Within the price range, Porsche would be the largest IPO in Germany in more than 25 years. In 1996, according to data from the financial service provider Refinitiv, Deutsche Telekom had earned the equivalent of 9.65 billion euros.

Luxury car manufacturers less sensitive to the economy

The valuation of Porsche AG is in the upper half of the range of 60 to 80 billion euros previously mentioned by investment bankers. For comparison: Volkswagen was valued at a good 87 billion euros on Friday’s closing price on the stock exchange. The Porsche share of 75 percent remaining in the Wolfsburg group after a successful IPO alone accounts for almost two thirds of this.

That is also the calculation behind the IPO: Luxury car manufacturers such as Porsche or Ferrari are valued significantly higher on the stock exchange in relation to their profits than mass manufacturers such as Volkswagen, also because they are significantly less sensitive to the economy.

The subscription period will start tomorrow. It goes up to one day before the IPO, provided that the financial regulator Bafin approves the securities prospectus. Private investors in Germany, Austria, Switzerland, France, Italy and Spain should also be able to purchase some of the Porsche benefits.

Income of up to 9.4 billion euros for VW

The plan is to issue almost 114 million shares. This includes almost 15 million papers for a possible over-allotment, as the parent company VW further announced.

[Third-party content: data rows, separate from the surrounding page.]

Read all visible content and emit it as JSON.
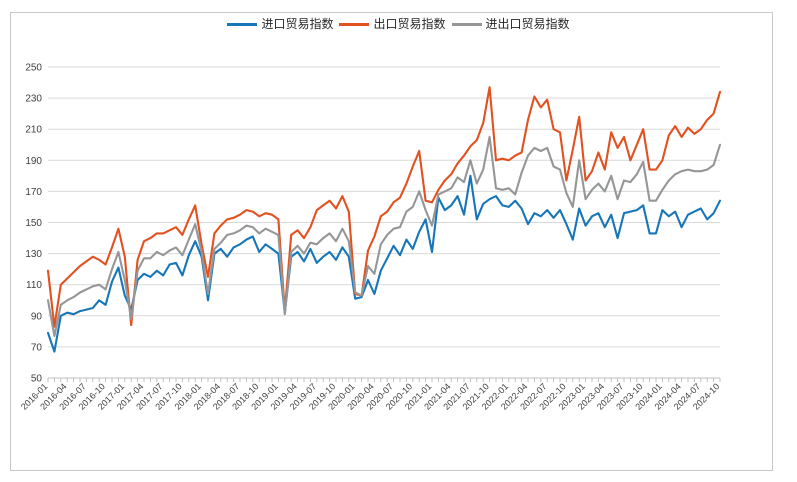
{
  "legend": {
    "items": [
      {
        "label": "进口贸易指数",
        "color": "#1776b8"
      },
      {
        "label": "出口贸易指数",
        "color": "#e2511f"
      },
      {
        "label": "进出口贸易指数",
        "color": "#949698"
      }
    ]
  },
  "chart_data": {
    "type": "line",
    "title": "",
    "xlabel": "",
    "ylabel": "",
    "ylim": [
      50,
      250
    ],
    "yticks": [
      50,
      70,
      90,
      110,
      130,
      150,
      170,
      190,
      210,
      230,
      250
    ],
    "grid": "horizontal",
    "legend_position": "top-center",
    "x_is_monthly": true,
    "x_point_count": 106,
    "x_tick_every_months": 3,
    "categories": [
      "2016-01",
      "2016-04",
      "2016-07",
      "2016-10",
      "2017-01",
      "2017-04",
      "2017-07",
      "2017-10",
      "2018-01",
      "2018-04",
      "2018-07",
      "2018-10",
      "2019-01",
      "2019-04",
      "2019-07",
      "2019-10",
      "2020-01",
      "2020-04",
      "2020-07",
      "2020-10",
      "2021-01",
      "2021-04",
      "2021-07",
      "2021-10",
      "2022-01",
      "2022-04",
      "2022-07",
      "2022-10",
      "2023-01",
      "2023-04",
      "2023-07",
      "2023-10",
      "2024-01",
      "2024-04",
      "2024-07",
      "2024-10"
    ],
    "series": [
      {
        "id": "import",
        "name": "进口贸易指数",
        "color": "#1776b8",
        "values": [
          79,
          67,
          90,
          92,
          91,
          93,
          94,
          95,
          100,
          97,
          112,
          121,
          103,
          94,
          113,
          117,
          115,
          119,
          116,
          123,
          124,
          116,
          129,
          138,
          128,
          100,
          130,
          133,
          128,
          134,
          136,
          139,
          141,
          131,
          136,
          133,
          130,
          92,
          128,
          131,
          125,
          133,
          124,
          128,
          131,
          126,
          134,
          128,
          101,
          102,
          113,
          104,
          119,
          127,
          135,
          129,
          139,
          133,
          144,
          152,
          131,
          166,
          158,
          161,
          167,
          155,
          180,
          152,
          162,
          165,
          167,
          161,
          160,
          164,
          159,
          149,
          156,
          154,
          158,
          153,
          158,
          149,
          139,
          159,
          148,
          154,
          156,
          147,
          155,
          140,
          156,
          157,
          158,
          161,
          143,
          143,
          158,
          154,
          157,
          147,
          155,
          157,
          159,
          152,
          156,
          164
        ]
      },
      {
        "id": "export",
        "name": "出口贸易指数",
        "color": "#e2511f",
        "values": [
          119,
          83,
          110,
          114,
          118,
          122,
          125,
          128,
          126,
          123,
          134,
          146,
          128,
          84,
          126,
          138,
          140,
          143,
          143,
          145,
          147,
          142,
          152,
          161,
          136,
          115,
          143,
          148,
          152,
          153,
          155,
          158,
          157,
          154,
          156,
          155,
          152,
          93,
          142,
          145,
          140,
          147,
          158,
          161,
          164,
          159,
          167,
          157,
          104,
          103,
          132,
          141,
          154,
          157,
          163,
          166,
          175,
          186,
          196,
          164,
          163,
          171,
          177,
          181,
          188,
          193,
          199,
          203,
          214,
          237,
          190,
          191,
          190,
          193,
          195,
          216,
          231,
          224,
          229,
          210,
          208,
          177,
          197,
          218,
          177,
          183,
          195,
          184,
          208,
          198,
          205,
          190,
          200,
          210,
          184,
          184,
          190,
          206,
          212,
          205,
          211,
          207,
          210,
          216,
          220,
          234
        ]
      },
      {
        "id": "combined",
        "name": "进出口贸易指数",
        "color": "#949698",
        "values": [
          100,
          77,
          97,
          100,
          102,
          105,
          107,
          109,
          110,
          107,
          120,
          131,
          113,
          88,
          119,
          127,
          127,
          131,
          129,
          132,
          134,
          129,
          139,
          149,
          131,
          104,
          133,
          137,
          142,
          143,
          145,
          148,
          147,
          143,
          146,
          144,
          142,
          91,
          131,
          135,
          130,
          137,
          136,
          140,
          143,
          138,
          146,
          138,
          105,
          103,
          122,
          117,
          136,
          142,
          146,
          147,
          157,
          160,
          170,
          158,
          148,
          168,
          170,
          172,
          179,
          176,
          190,
          175,
          184,
          205,
          172,
          171,
          172,
          168,
          182,
          193,
          198,
          196,
          198,
          186,
          184,
          169,
          160,
          190,
          165,
          171,
          175,
          170,
          180,
          165,
          177,
          176,
          181,
          189,
          164,
          164,
          171,
          177,
          181,
          183,
          184,
          183,
          183,
          184,
          187,
          200
        ]
      }
    ],
    "colors": {
      "gridline": "#d9d9d9",
      "axis": "#bfbfbf",
      "tick_text": "#404040",
      "frame_border": "#c6c8ca"
    }
  }
}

If everything goes as planned and the actual offer price settles in the range mentioned, VW could take 8.7 to 9.4 billion euros with the IPO. The major VW shareholder Porsche SE, controlled by the Porsche and Piech families, is buying ordinary shares for a further 9.4 to 10.1 billion euros.

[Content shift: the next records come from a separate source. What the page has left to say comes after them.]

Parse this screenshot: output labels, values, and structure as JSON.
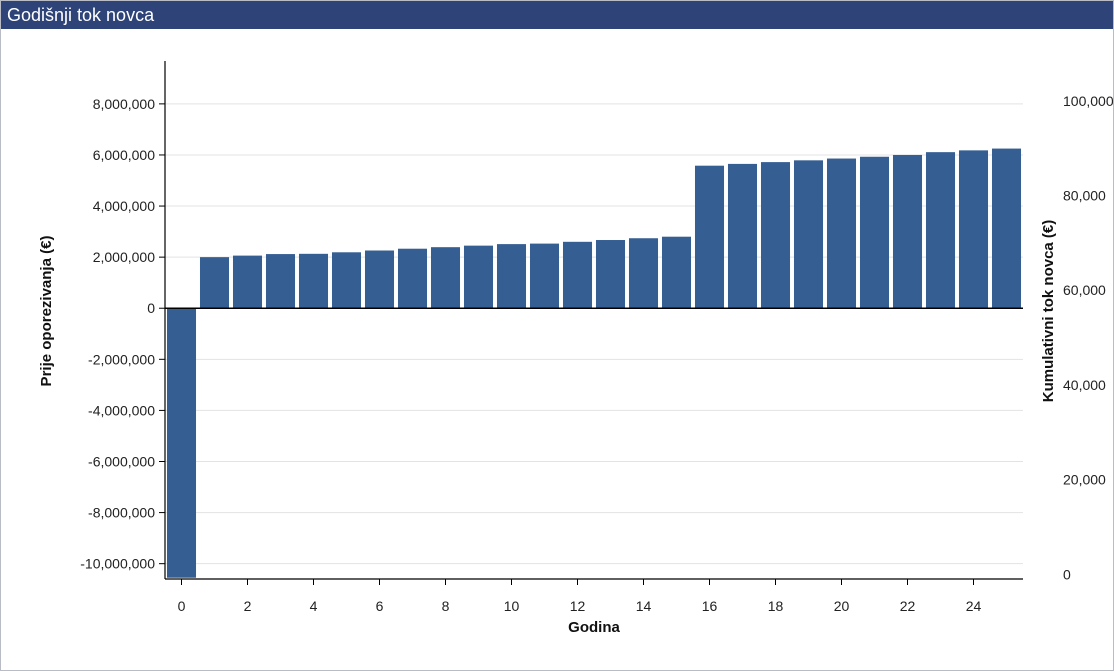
{
  "panel": {
    "title": "Godišnji tok novca"
  },
  "colors": {
    "header_bg": "#2e4378",
    "bar": "#355e92",
    "grid": "#e3e3e3",
    "axis": "#000000"
  },
  "chart_data": {
    "type": "bar",
    "title": "",
    "xlabel": "Godina",
    "ylabel": "Prije oporezivanja (€)",
    "y2label": "Kumulativni tok novca (€)",
    "categories": [
      0,
      1,
      2,
      3,
      4,
      5,
      6,
      7,
      8,
      9,
      10,
      11,
      12,
      13,
      14,
      15,
      16,
      17,
      18,
      19,
      20,
      21,
      22,
      23,
      24,
      25
    ],
    "x_tick_labels": [
      "0",
      "2",
      "4",
      "6",
      "8",
      "10",
      "12",
      "14",
      "16",
      "18",
      "20",
      "22",
      "24"
    ],
    "x_tick_values": [
      0,
      2,
      4,
      6,
      8,
      10,
      12,
      14,
      16,
      18,
      20,
      22,
      24
    ],
    "series": [
      {
        "values": [
          -10550000,
          2000000,
          2060000,
          2120000,
          2130000,
          2190000,
          2260000,
          2330000,
          2390000,
          2450000,
          2510000,
          2530000,
          2600000,
          2670000,
          2740000,
          2800000,
          5580000,
          5650000,
          5720000,
          5790000,
          5860000,
          5930000,
          6000000,
          6110000,
          6180000,
          6250000
        ]
      }
    ],
    "ylim": [
      -10600000,
      9600000
    ],
    "y_ticks": [
      8000000,
      6000000,
      4000000,
      2000000,
      0,
      -2000000,
      -4000000,
      -6000000,
      -8000000,
      -10000000
    ],
    "y_tick_labels": [
      "8,000,000",
      "6,000,000",
      "4,000,000",
      "2,000,000",
      "0",
      "-2,000,000",
      "-4,000,000",
      "-6,000,000",
      "-8,000,000",
      "-10,000,000"
    ],
    "y2_ticks": [
      100000,
      80000,
      60000,
      40000,
      20000,
      0
    ],
    "y2_tick_labels": [
      "100,000",
      "80,000",
      "60,000",
      "40,000",
      "20,000",
      "0"
    ],
    "y2lim": [
      -1000,
      108000
    ],
    "grid": true,
    "legend": "none"
  }
}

Volkswagen, Europe’s largest car group, wants to tap additional sources of money. VW AG plans to use the proceeds to invest billions more in electromobility and digital. She also hopes to become more attractive to investors.

49 percent of the total proceeds are to be distributed to the shareholders. Arithmetically, this results in a special dividend of around 18 euros per ordinary and preference share. It is to be decided at an extraordinary general meeting in December. The state of Lower Saxony, among others, would benefit from this.

However, the workforce should also benefit. The VW works council emphasized the agreed bonus of 2,000 euros for each employee in the company wage agreement and in Saxony.

Preferred shares primarily for large investors

Most of the preferred shares should not go to small but to large institutional investors. According to VW, Qatar wants to stock up on just under five percent. The Gulf Emirate is already the third most important shareholder in the entire group. Another anchor investor in the Porsche IPO is the Norwegian sovereign wealth fund, in which the central bank in Oslo manages the income from the country’s oil and gas reserves and wants to increase them for future generations. In addition, the US fund company T. Rowe Price and the state investment company ADQ from Abu Dhabi are investing in the Stuttgart-based company.

The Swabians are a pearl of returns in the Wolfsburg multi-brand group. Since the beginning of September, after the departure of Herbert Diess, Porsche boss Oliver Blume has also headed the VW Group board. The company rejected criticism of the dual function with reference to its transparency and voting rules. These should be sufficient to avoid conflicts of interest. The same applies to VW supervisory board chairman Hans Dieter Pötsch, who also heads PSE.

Interests of the major VW owners

At least indirectly, however, the interests of the major VW owners also play a role in one of the largest IPOs in Germany. The Porsche/Piëch clan is said to want to regain more direct access to the sports car manufacturer bearing its name. In 2008/2009, Volkswagen was able to fend off a takeover attack by the then Porsche management. In the end, the Lower Saxony turned the tables and swallowed up the profitable subsidiary. In return, both families received a majority stake in the car giant.

It now seems increasingly unlikely that the listing could be called off in the short term. According to reports, however, there is a minimum evaluation threshold that Volkswagen definitely wants to achieve. In addition, dangers for the auto industry remain – new supply chain problems, the progress of the Ukraine war, inflation in energy prices and the end of the low interest rate phase are just a few.